The key insight is to use the matrix itself to store "flags" that indicate which rows and columns need to be zeroed, instead of using extra arrays. This leads us to a space-optimized solution that cleverly reuses the first row and first column of the matrix as markers.

Solution Approach

Here is a step-by-step breakdown of the optimized approach:

1. Identify Zeroes in the First Row and First Column:
   • We need to know whether the first row or first column contain any zeroes, because we will use these as markers and might overwrite them.
2. Use First Row and First Column as Markers:
   • For every cell matrix[i][j] (except those in the first row or column), if it is zero, set matrix[i][0] and matrix[0][j] to zero. These act as flags to indicate that row i and column j should be zeroed.
3. Zero Out Marked Rows and Columns:
   • Iterate through the matrix (excluding first row and column). If matrix[i][0] or matrix[0][j] is zero, set matrix[i][j] to zero.
4. Zero Out the First Row and First Column if Needed:
   • If the first row originally had a zero, set all its elements to zero.
   • If the first column originally had a zero, set all its elements to zero.

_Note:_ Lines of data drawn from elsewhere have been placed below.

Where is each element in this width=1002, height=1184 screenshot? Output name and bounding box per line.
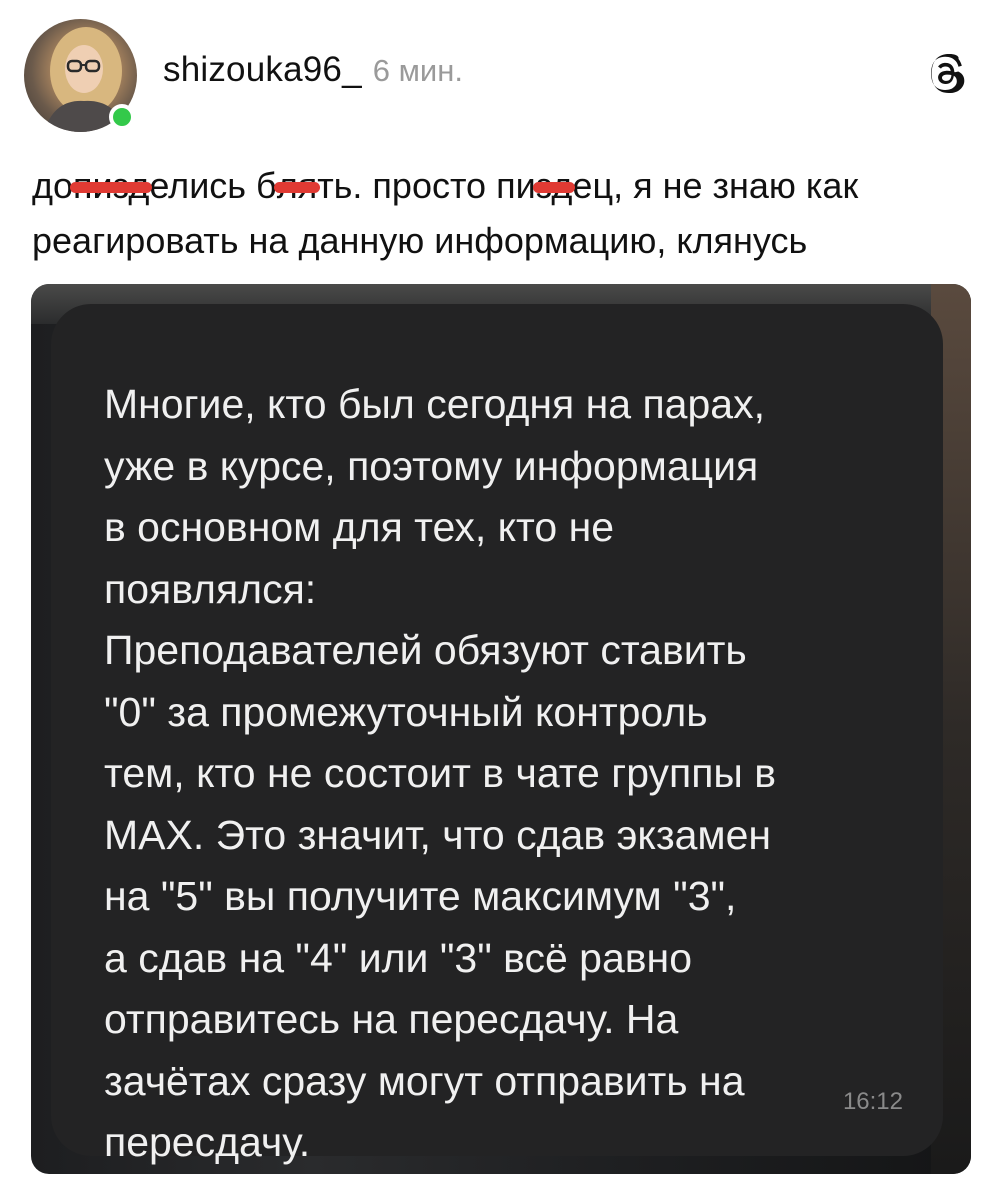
caption-line-1: допизделись блять. просто пиздец, я не з… — [32, 158, 972, 213]
caption-text: ть. просто пи — [317, 165, 536, 206]
caption-line-2: реагировать на данную информацию, клянус… — [32, 220, 808, 261]
post-header: shizouka96_ 6 мин. — [163, 50, 463, 100]
message-line: на "5" вы получите максимум "3", — [104, 873, 737, 919]
message-line: тем, кто не состоит в чате группы в — [104, 750, 777, 796]
message-line: отправитесь на пересдачу. На — [104, 996, 679, 1042]
post-image[interactable]: Многие, кто был сегодня на парах, уже в … — [31, 284, 971, 1174]
threads-icon[interactable] — [926, 53, 968, 96]
message-line: пересдачу. — [104, 1119, 311, 1165]
message-time: 16:12 — [842, 1088, 903, 1115]
message-bubble: Многие, кто был сегодня на парах, уже в … — [51, 304, 943, 1165]
message-line: в основном для тех, кто не — [104, 504, 615, 550]
message-line: уже в курсе, поэтому информация — [104, 442, 759, 489]
post-caption: допизделись блять. просто пиздец, я не з… — [32, 158, 972, 268]
caption-text: до — [32, 165, 74, 206]
message-line: а сдав на "4" или "3" всё равно — [104, 934, 692, 981]
username-link[interactable]: shizouka96_ — [163, 50, 362, 90]
message-text: Многие, кто был сегодня на парах, уже в … — [104, 374, 934, 1174]
message-line: "0" за промежуточный контроль — [104, 688, 708, 735]
censored-word: ля — [273, 158, 320, 213]
post-timestamp: 6 мин. — [372, 53, 463, 88]
message-line: зачётах сразу могут отправить на — [104, 1057, 745, 1104]
caption-text: ец, я не знаю как — [572, 165, 859, 206]
avatar[interactable] — [24, 19, 137, 132]
online-status-dot — [109, 104, 135, 130]
message-line: MAX. Это значит, что сдав экзамен — [104, 811, 772, 858]
censored-word: пизд — [70, 158, 153, 213]
message-line: появлялся: — [104, 565, 317, 612]
caption-text: елись б — [149, 165, 277, 206]
message-line: Многие, кто был сегодня на парах, — [104, 381, 765, 427]
message-line: Преподавателей обязуют ставить — [104, 627, 747, 673]
censored-word: зд — [532, 158, 576, 213]
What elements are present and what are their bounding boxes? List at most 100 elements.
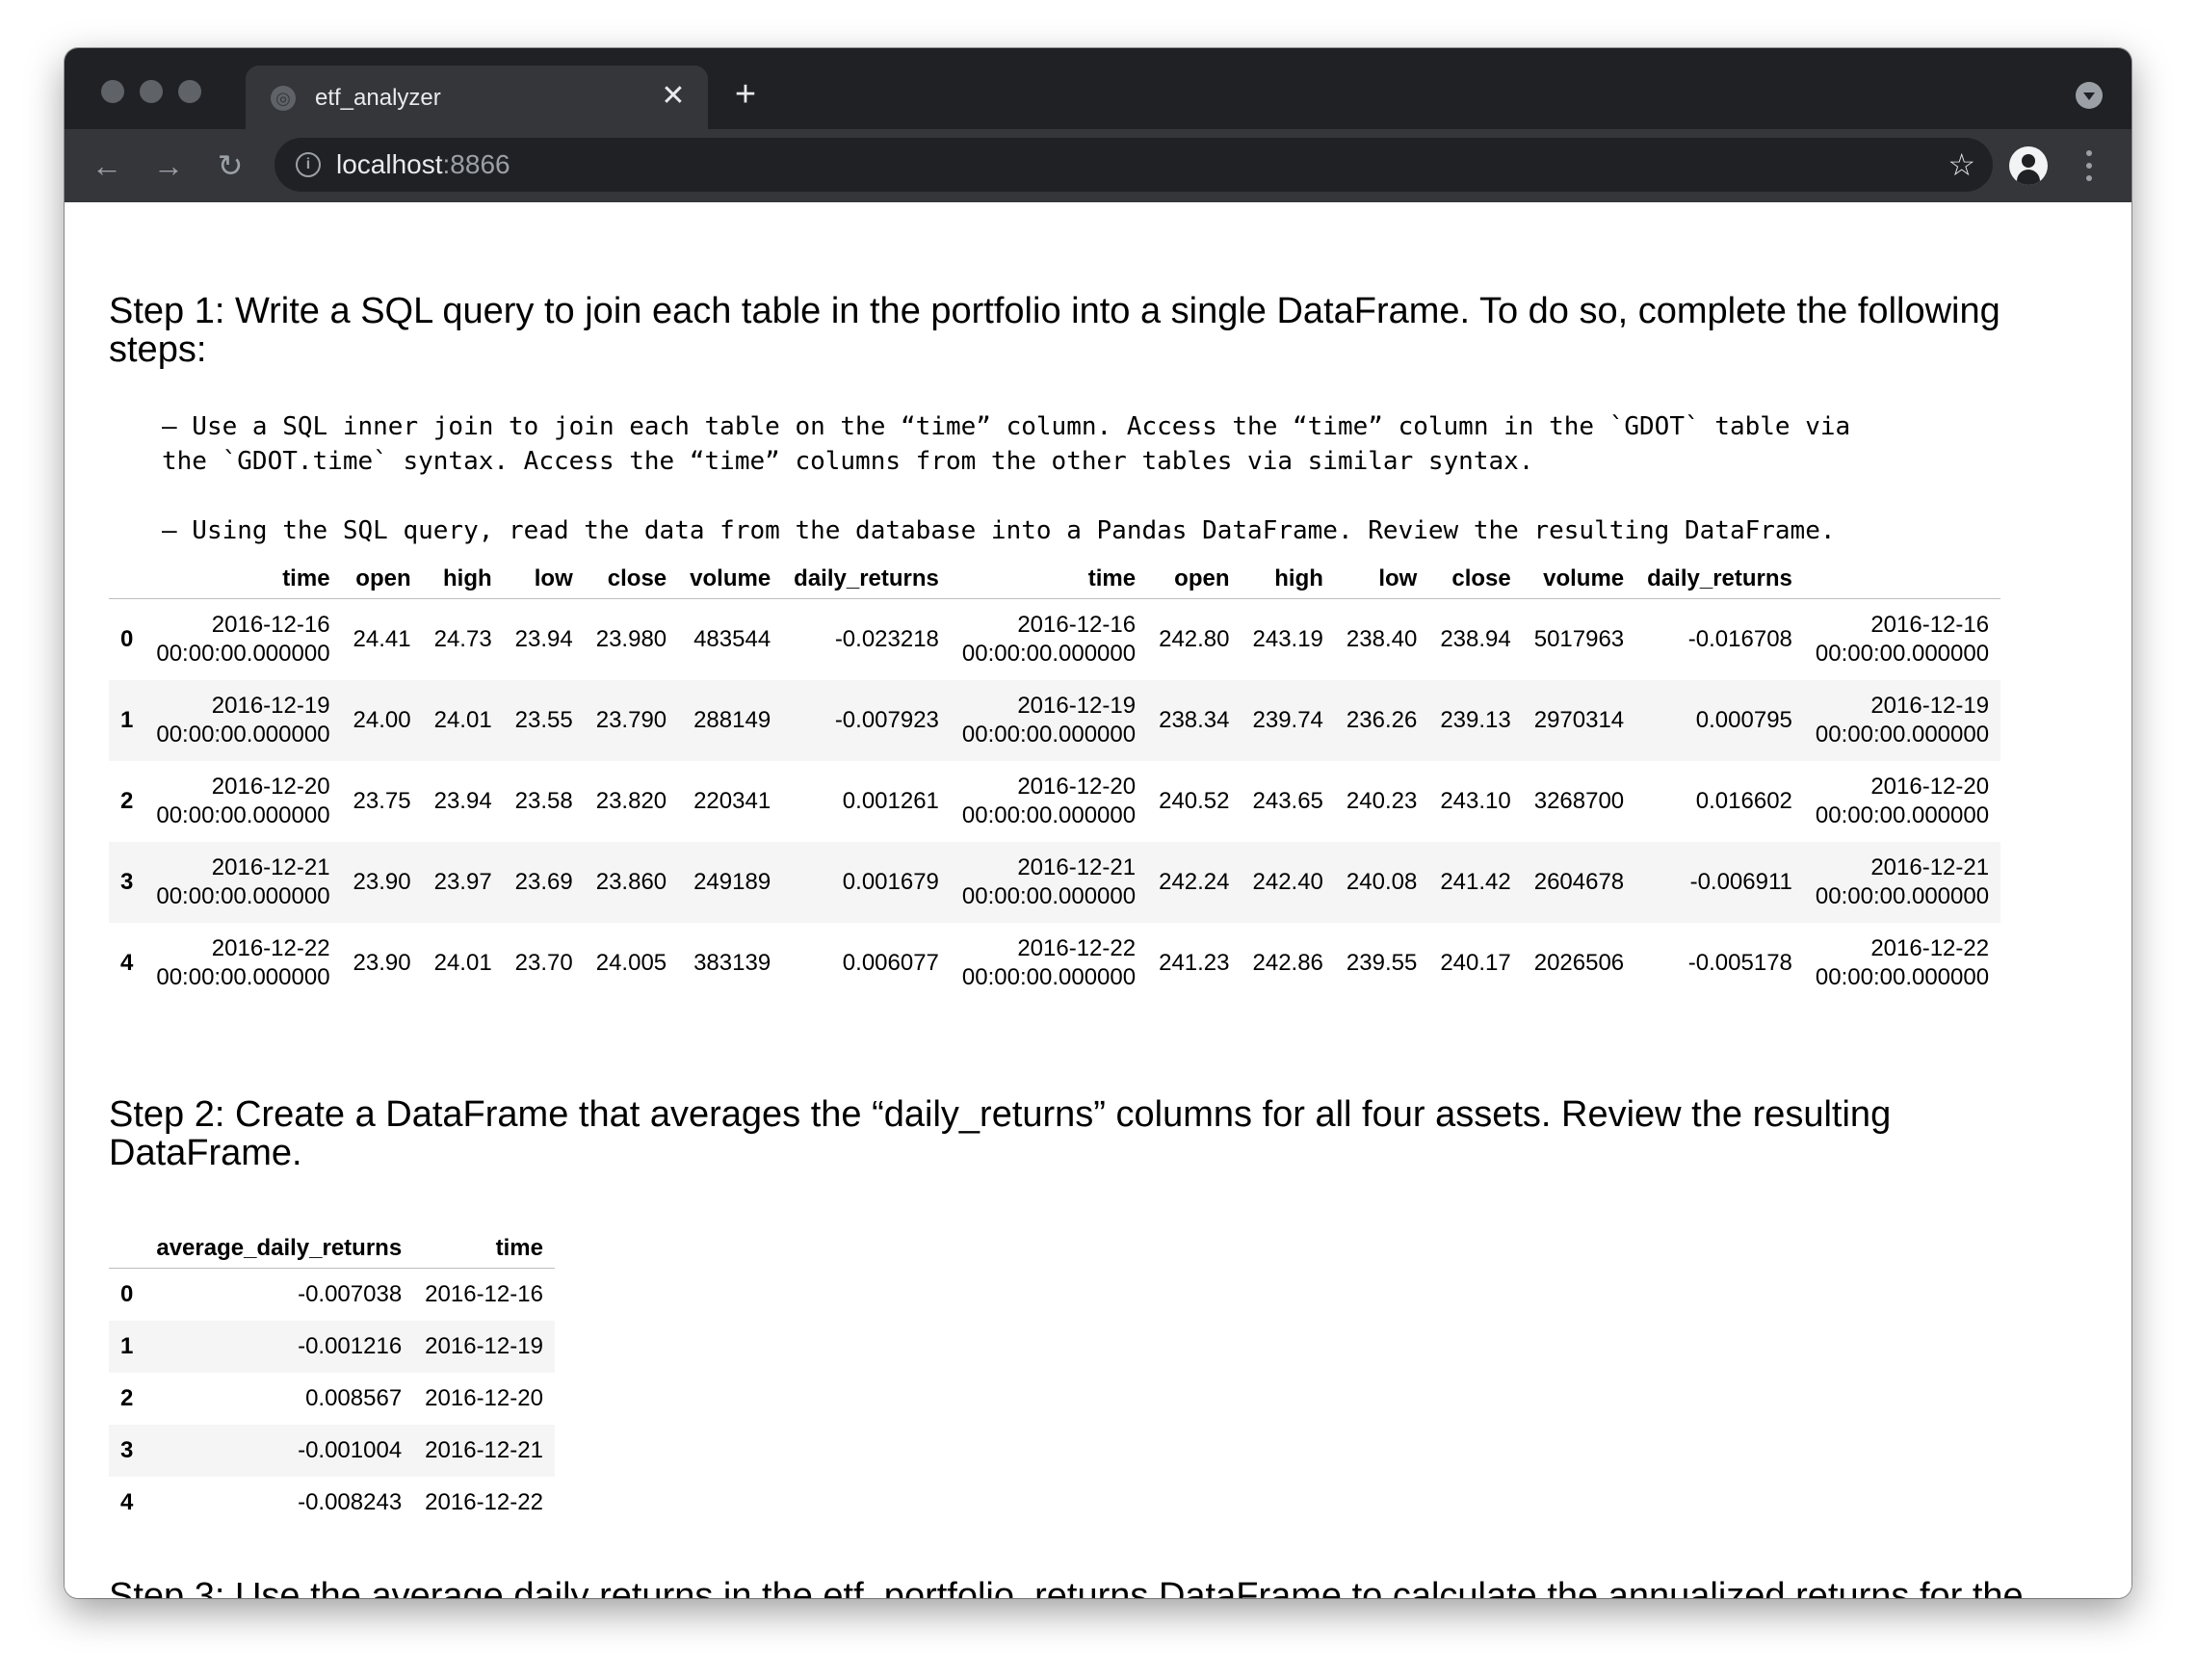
time-date: 2016-12-19 (211, 692, 330, 719)
column-header (109, 542, 145, 599)
reload-icon[interactable]: ↻ (209, 144, 251, 187)
column-header: open (1147, 542, 1242, 599)
time-date: 2016-12-20 (1017, 773, 1137, 800)
table-cell-time: 2016-12-21 00:00:00.000000 (951, 842, 1147, 923)
time-date: 2016-12-22 (1870, 934, 1990, 961)
row-index: 1 (120, 706, 134, 733)
column-header: time (950, 542, 1148, 599)
table-row: 2 2016-12-20 00:00:00.000000 23.75 23.94 23.5… (109, 761, 2000, 842)
menu-kebab-icon[interactable] (2078, 144, 2101, 187)
time-clock: 00:00:00.000000 (961, 640, 1137, 667)
bookmark-star-icon[interactable]: ☆ (1948, 145, 1975, 184)
step2-heading: Step 2: Create a DataFrame that averages… (109, 1094, 1892, 1173)
tab-strip: ◎ etf_analyzer ✕ + (65, 48, 2131, 129)
time-date: 2016-12-16 (1870, 611, 1990, 638)
time-date: 2016-12-20 (211, 773, 330, 800)
table-row: 1 2016-12-19 00:00:00.000000 24.00 24.01 23.5… (109, 679, 2001, 761)
close-tab-icon[interactable]: ✕ (654, 77, 693, 116)
column-header: low (1334, 542, 1429, 599)
table-cell: 24.01 (433, 949, 492, 976)
url-host: localhost (336, 149, 443, 179)
table-row: 2 0.008567 2016-12-20 (109, 1373, 555, 1425)
table-cell: 23.820 (595, 787, 667, 814)
table-cell: -0.008243 (298, 1488, 403, 1515)
time-date: 2016-12-21 (1017, 853, 1137, 880)
column-header: high (1241, 542, 1335, 599)
table-row: 4 2016-12-22 00:00:00.000000 23.90 24.01 23.7… (109, 923, 2000, 1004)
table-cell: 0.006077 (842, 949, 939, 976)
forward-icon[interactable]: → (147, 144, 190, 187)
new-tab-icon[interactable]: + (726, 75, 765, 114)
table-cell: 2016-12-21 (425, 1436, 543, 1463)
zoom-window-button[interactable] (178, 80, 201, 103)
time-date: 2016-12-21 (211, 853, 330, 880)
table-cell: 240.23 (1346, 787, 1418, 814)
table-cell: -0.007923 (834, 706, 939, 733)
tab-etf-analyzer[interactable]: ◎ etf_analyzer ✕ (246, 66, 708, 129)
time-date: 2016-12-16 (211, 611, 330, 638)
row-index: 0 (120, 625, 134, 652)
url-text[interactable]: localhost:8866 (336, 149, 510, 180)
tab-search-icon[interactable] (2076, 82, 2103, 109)
table-cell: 242.24 (1159, 868, 1230, 895)
table-cell-time: 2016-12-22 00:00:00.000000 (1804, 923, 2000, 1004)
column-header: volume (1522, 542, 1636, 599)
profile-avatar-icon[interactable] (2009, 146, 2048, 185)
table-cell: 242.40 (1252, 868, 1323, 895)
table-cell: 220341 (693, 787, 771, 814)
table-cell: 0.001679 (842, 868, 939, 895)
step1-bullet-1: – Use a SQL inner join to join each tabl… (162, 412, 1851, 476)
time-date: 2016-12-21 (1870, 853, 1990, 880)
table-cell-time: 2016-12-20 00:00:00.000000 (144, 761, 341, 842)
time-clock: 00:00:00.000000 (156, 640, 330, 667)
step1-instructions: – Use a SQL inner join to join each tabl… (109, 409, 1850, 548)
page-content[interactable]: Step 1: Write a SQL query to join each t… (65, 202, 2131, 1598)
table-cell: 24.005 (595, 949, 667, 976)
table-cell: 23.790 (595, 706, 667, 733)
table-cell: 2970314 (1533, 706, 1625, 733)
table-row: 3 -0.001004 2016-12-21 (109, 1424, 555, 1477)
address-bar[interactable]: i localhost:8866 ☆ (274, 138, 1993, 192)
table-cell: 23.55 (514, 706, 573, 733)
time-clock: 00:00:00.000000 (1815, 963, 1990, 990)
tab-title: etf_analyzer (315, 85, 441, 111)
table-cell: -0.005178 (1687, 949, 1792, 976)
table-cell: 383139 (693, 949, 771, 976)
table-cell: 23.70 (514, 949, 573, 976)
table-cell: 0.016602 (1695, 787, 1792, 814)
table-cell: 2016-12-20 (425, 1384, 543, 1411)
table-cell: 23.980 (595, 625, 667, 652)
table-cell: 24.01 (433, 706, 492, 733)
column-header: close (1428, 542, 1523, 599)
table-cell: -0.023218 (834, 625, 939, 652)
table-cell: 240.52 (1159, 787, 1230, 814)
row-index: 2 (120, 787, 134, 814)
table-cell-time: 2016-12-19 00:00:00.000000 (951, 680, 1147, 761)
table-cell: 3268700 (1533, 787, 1625, 814)
browser-window: ◎ etf_analyzer ✕ + ← → ↻ i localhost:886… (65, 48, 2131, 1598)
column-header: daily_returns (1635, 542, 1804, 599)
close-window-button[interactable] (101, 80, 124, 103)
table-cell: 23.90 (353, 949, 411, 976)
back-icon[interactable]: ← (86, 144, 128, 187)
table-row: 1 -0.001216 2016-12-19 (109, 1320, 555, 1373)
table-cell: 23.97 (433, 868, 492, 895)
table-cell-time: 2016-12-21 00:00:00.000000 (1804, 842, 2000, 923)
time-date: 2016-12-19 (1870, 692, 1990, 719)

This approach ensures that we only use constant extra space (just a couple of boolean flags), and the rest of the state is stored within the matrix itself.

Example Walkthrough

Let's walk through the solution with the example matrix = [[1,1,1],[1,0,1],[1,1,1]].

1. Initial Matrix:
   1 1 1
   1 0 1
   1 1 1
2. Scan for Zeroes in First Row/Column:
   None in first row or first column, so firstRowZero = False, firstColZero = False.
3. Mark Rows and Columns:
   At position (1,1), value is 0. Set matrix[1][0] = 0 and matrix[0][1] = 0.
   Matrix now looks like:
   1 0 1
   0 0 1
   1 1 1
4. Zero Out Marked Cells:
   For cells not in the first row/column, if their row or column is marked, set to 0:
   • (1,1) is already 0
   • (1,2): row marked (matrix[1][0]=0) → set to 0
   • (2,1): column marked (matrix[0][1]=0) → set to 0
   Updated matrix:
   1 0 1
   0 0 0
   1 0 1
5. Zero First Row/Column if Needed:
   Both firstRowZero and firstColZero are false, so nothing changes.
6. Final Matrix:
   1 0 1
   0 0 0
   1 0 1

This matches the expected output.

Time and Space Complexity

• Brute-force Approach:
  • Time Complexity: O(M×N×(M+N)), since for every zero you might traverse its entire row and column.
  • Space Complexity: O(M+N) if you use extra arrays to store rows/columns to zero.
• Optimized Approach (First Row/Column Markers):
  • Time Complexity: O(M×N), because we traverse the matrix a constant number of times.
  • Space Complexity: O(1), because we only use a couple of boolean variables regardless of input size.

Summary

The Set Matrix Zeroes problem is a classic example of in-place array manipulation. The elegant solution leverages the matrix's first row and column as markers to avoid extra space, while careful bookkeeping ensures the original state is preserved until the end. This approach balances efficiency and clarity, and is a great illustration of optimizing both time and space complexity by reusing existing data structures.